Meurtre du fils et meurtre du père

Le meurtre du père par le fils, et vice versa, est un thème récurrent dans la mythologie grecque (Ouranos, Chronos & Zeus, Jason & Eson, Persée & Acrisios…), et semble avoir pour origine, d’une part le complexe d’œdipe (qui met dès sa naissance l’enfant en concurrence avec son père pour s’accaparer la mère), et d’autre part, la mère qui élève l’enfant dans la haine du père, puisqu’à l’origine, le mariage est un viol, une prostitution sacrée. Ainsi, Gaïa (déesse-mère de la Terre) complote avec ses enfants le meurtre de leur père Ouranos, dieu du ciel. Et c’est en représailles qu’est apparu le meurtre de la mère (voir le Matricide d’Oreste). C’est pourquoi le père en retour, a tendance à assassiner son premier enfant, afin d’affirmer sa puissance paternelle (en droit romain : patria potestas du pater familias), et ainsi prévenir toute rébellion (Cronos, dieu du temps, qui dévore ses propres enfants)…

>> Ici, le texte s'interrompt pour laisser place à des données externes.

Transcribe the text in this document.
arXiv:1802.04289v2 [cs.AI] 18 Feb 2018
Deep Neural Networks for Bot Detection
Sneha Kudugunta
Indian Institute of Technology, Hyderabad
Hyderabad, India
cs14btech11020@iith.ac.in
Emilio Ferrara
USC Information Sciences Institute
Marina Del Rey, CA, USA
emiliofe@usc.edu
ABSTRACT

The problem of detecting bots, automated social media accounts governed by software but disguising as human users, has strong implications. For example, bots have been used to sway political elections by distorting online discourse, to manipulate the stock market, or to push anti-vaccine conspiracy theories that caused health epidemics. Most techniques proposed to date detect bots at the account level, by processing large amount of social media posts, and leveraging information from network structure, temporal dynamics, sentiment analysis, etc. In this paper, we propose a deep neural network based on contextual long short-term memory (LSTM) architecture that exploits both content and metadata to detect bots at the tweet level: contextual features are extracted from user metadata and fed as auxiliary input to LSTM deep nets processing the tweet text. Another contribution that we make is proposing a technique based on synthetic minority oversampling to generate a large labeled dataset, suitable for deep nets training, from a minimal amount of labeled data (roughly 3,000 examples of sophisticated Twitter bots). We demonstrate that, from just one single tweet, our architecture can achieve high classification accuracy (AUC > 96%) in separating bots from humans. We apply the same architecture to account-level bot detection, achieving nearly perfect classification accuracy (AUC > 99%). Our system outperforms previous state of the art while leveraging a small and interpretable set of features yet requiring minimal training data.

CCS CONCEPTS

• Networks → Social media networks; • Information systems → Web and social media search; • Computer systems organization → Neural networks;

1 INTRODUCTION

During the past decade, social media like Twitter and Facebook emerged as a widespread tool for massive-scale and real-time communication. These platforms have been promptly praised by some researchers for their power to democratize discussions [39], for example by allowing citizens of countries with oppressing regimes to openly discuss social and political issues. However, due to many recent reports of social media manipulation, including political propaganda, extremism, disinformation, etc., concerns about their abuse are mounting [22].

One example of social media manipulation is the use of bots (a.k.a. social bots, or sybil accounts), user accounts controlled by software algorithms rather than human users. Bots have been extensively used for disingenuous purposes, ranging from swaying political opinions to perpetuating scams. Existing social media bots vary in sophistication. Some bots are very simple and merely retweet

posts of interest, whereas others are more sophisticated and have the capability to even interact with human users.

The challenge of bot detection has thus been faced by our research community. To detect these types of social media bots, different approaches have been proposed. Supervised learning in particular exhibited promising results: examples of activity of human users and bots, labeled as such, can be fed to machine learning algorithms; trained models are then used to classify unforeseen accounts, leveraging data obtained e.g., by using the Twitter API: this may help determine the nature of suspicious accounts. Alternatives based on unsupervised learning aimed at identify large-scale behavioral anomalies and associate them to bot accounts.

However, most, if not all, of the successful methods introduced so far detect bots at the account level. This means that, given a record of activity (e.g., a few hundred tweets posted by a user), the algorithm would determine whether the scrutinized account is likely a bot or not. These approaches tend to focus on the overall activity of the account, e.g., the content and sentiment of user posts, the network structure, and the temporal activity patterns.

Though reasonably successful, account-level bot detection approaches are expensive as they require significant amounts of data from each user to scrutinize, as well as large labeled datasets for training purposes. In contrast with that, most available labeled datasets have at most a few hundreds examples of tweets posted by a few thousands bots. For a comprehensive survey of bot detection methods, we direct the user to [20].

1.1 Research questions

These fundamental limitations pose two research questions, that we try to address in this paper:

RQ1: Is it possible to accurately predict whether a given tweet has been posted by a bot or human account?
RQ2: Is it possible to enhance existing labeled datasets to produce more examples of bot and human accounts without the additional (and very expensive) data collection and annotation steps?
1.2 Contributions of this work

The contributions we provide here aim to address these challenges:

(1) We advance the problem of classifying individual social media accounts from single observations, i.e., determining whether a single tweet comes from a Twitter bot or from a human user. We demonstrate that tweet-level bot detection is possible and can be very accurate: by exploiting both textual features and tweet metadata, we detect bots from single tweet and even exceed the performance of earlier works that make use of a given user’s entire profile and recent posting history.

Les archéo-historiens rattachent les mythes d’Ouranos, Cronos, Œdipe, Médée et bien d’autres, à cette période historique qui fut une charnière. On voit en outre que le mariage est une institution étroitement liée à ce changement du droit de la filiation. Ce n’est que par le mariage que le géniteur pouvait faire reconnaître son droit de paternité; c’est le mariage qui le faisait père des enfants de son épouse. Sans mariage pas de paternité.Il y eut donc simultanéité historique entre la création du mariage, la préemption des enfants par le géniteur, le sacrifice des premiers-nés, et le meurtre du père, puis de la mère.